One church I worked for had a brilliant solution to this. Their discipleship primarily happened by recruitment. Each pastor would invite 8-12 people to be in their discipleship group and would meet regularly with them for 9 months. They worked through an intentional discipleship path. The pastor would tell the people they invited, “listen, I want to pour into your life, but, in exchange, the expectation is, when we’re done with this group, you’re going to step into serving and leadership in our church.” Around 75% of the time it worked! By the end of the group most of the members were more involved serving others than they were before.
The question church leaders need to ask is “does our discipleship path point people toward serving, or just more soaking?” There could be multiple ways to go about this. Serving activities regularly promoted in the weekend service, small groups that serve together, or having people take a spiritual gifts test with a follow-up recommendation of where they could use those gifts. The importance is that the discipleship path moves people toward serving outward.
A Good Discipleship Path Embraces Mystery
We pastors sometimes fool ourselves into thinking we can stumble across the right formula, program, devotional, or sermon series that will unlock the presence of God in people’s lives. The truth, that we all know in our hearts, is we can’t. All we can do is lead people to the Shepherd, but we can’t make the sheep follow him. So what can we do?
We follow. We follow our Shepherd as best we can, in humility and boldness. And we pray unceasingly for the flock God has entrusted to us. At the end of the day, what is a discipleship path but our best attempts to say “love Jesus more”? Have you ever tried to make someone love someone else? It’s not effective.

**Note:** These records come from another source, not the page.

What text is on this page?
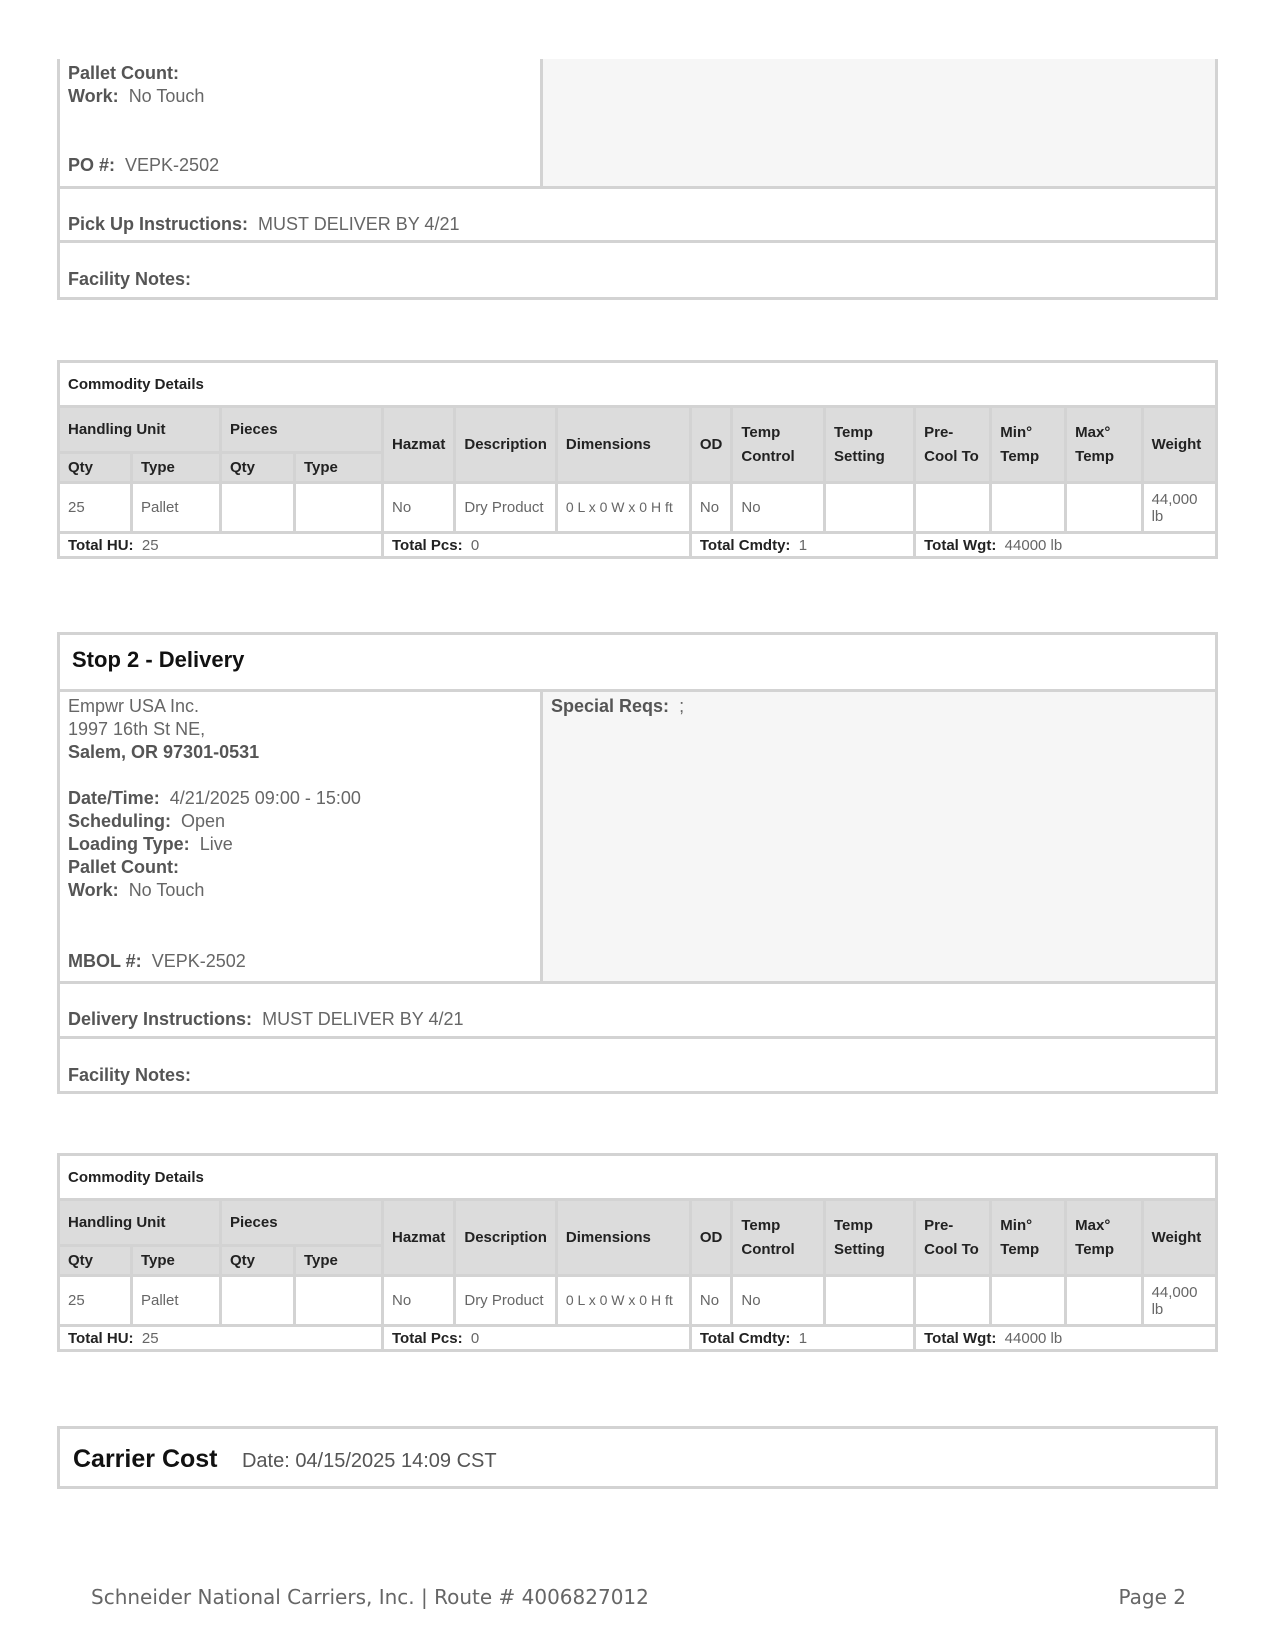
Pallet Count:
Work: No Touch
PO #: VEPK-2502
Pick Up Instructions: MUST DELIVER BY 4/21
Facility Notes:
Commodity Details													
Handling Unit		Pieces		Hazmat	Description	Dimensions	OD	Temp Control	Temp Setting	Pre-Cool To	Min° Temp	Max° Temp	Weight
Qty	Type	Qty	Type										
25	Pallet			No	Dry Product	0 L x 0 W x 0 H ft	No	No					44,000 lb
Total HU: 25				Total Pcs: 0			Total Cmdty: 1			Total Wgt: 44000 lb			
Stop 2 - Delivery
Empwr USA Inc.
1997 16th St NE,
Salem, OR 97301-0531
Date/Time: 4/21/2025 09:00 - 15:00
Scheduling: Open
Loading Type: Live
Pallet Count:
Work: No Touch
MBOL #: VEPK-2502
Special Reqs: ;
Delivery Instructions: MUST DELIVER BY 4/21
Facility Notes:
Commodity Details													
Handling Unit		Pieces		Hazmat	Description	Dimensions	OD	Temp Control	Temp Setting	Pre-Cool To	Min° Temp	Max° Temp	Weight
Qty	Type	Qty	Type										
25	Pallet			No	Dry Product	0 L x 0 W x 0 H ft	No	No					44,000 lb
Total HU: 25				Total Pcs: 0			Total Cmdty: 1			Total Wgt: 44000 lb			
Carrier Cost Date: 04/15/2025 14:09 CST
Schneider National Carriers, Inc. | Route # 4006827012	Page 2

The good news is that God never asked us to figure out the formula of success, he just called us to be faithful to him.
So ask God for wisdom in how to create the best discipleship path for your church, and then trust what James 1 says, that anyone who asks for wisdom and doesn’t waver from realizing their dependency on God’s wisdom, will be given it. The best discipleship paths aren’t perfect, they’re bathed in a humility that our faithfulness to God will unlock his power in our people.
And there’s something very freeing about that.